# phpMyAdmin Login aus ISPConfig



## Jan1887 (17. Dez. 2013)

Moin!

Ich habe leider ein Problem.

Mein Multiserver-Setup besteht aus:

- Mainserver (CP) (Server 1)
- Mail-Server  (Server 2)
- Webserver & DB (MySQL)  (Server 3)

phpMyAdmin ist auf dem Server 3 installiert und erreichbar.
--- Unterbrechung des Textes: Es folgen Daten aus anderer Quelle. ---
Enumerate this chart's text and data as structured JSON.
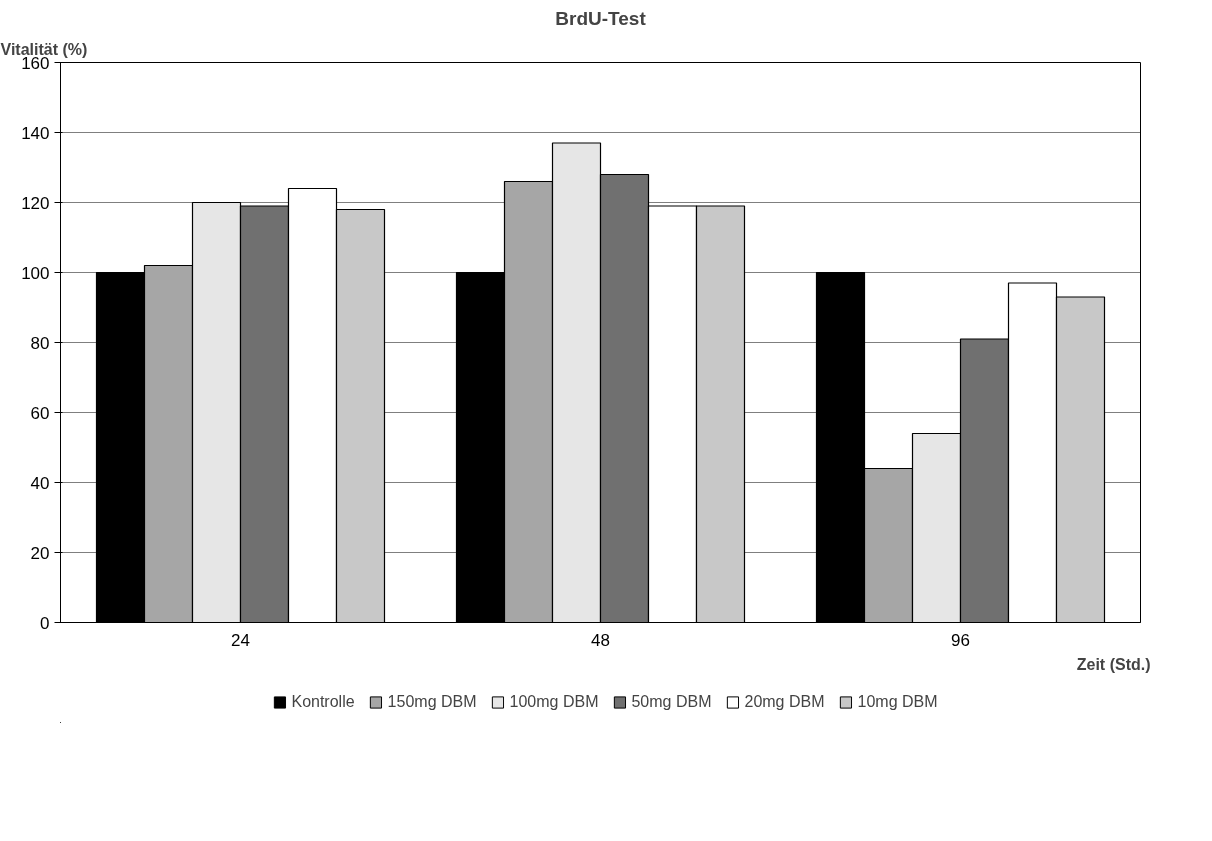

Im ISPConfig habe ich als phpMyAdmin URL dies eingetragen:
http://[SERVERNAME]:8081/phpMyAdmin/

Soweit ich es verstanden habe, müsste nun neben der Datenbank im CP wenn ich auf den Link klicke, sich die jeweilige phpMyAdmin Instanz auf dem Server öffnen.

Leider kommt ein Fehler:

Es öffnet sich ein neuer TAB mit der URL: https://cp.xxxxxx.de/sites/database_phpmyadmin.php?id=1

und dort steht "No DB-Server found!"

Woran könnte das liegen? 

Habe schon alles durchgecheckt.. der Server 3 ist auch als Datenbankserver aktiv und dort befinden sich auch Datenbanken.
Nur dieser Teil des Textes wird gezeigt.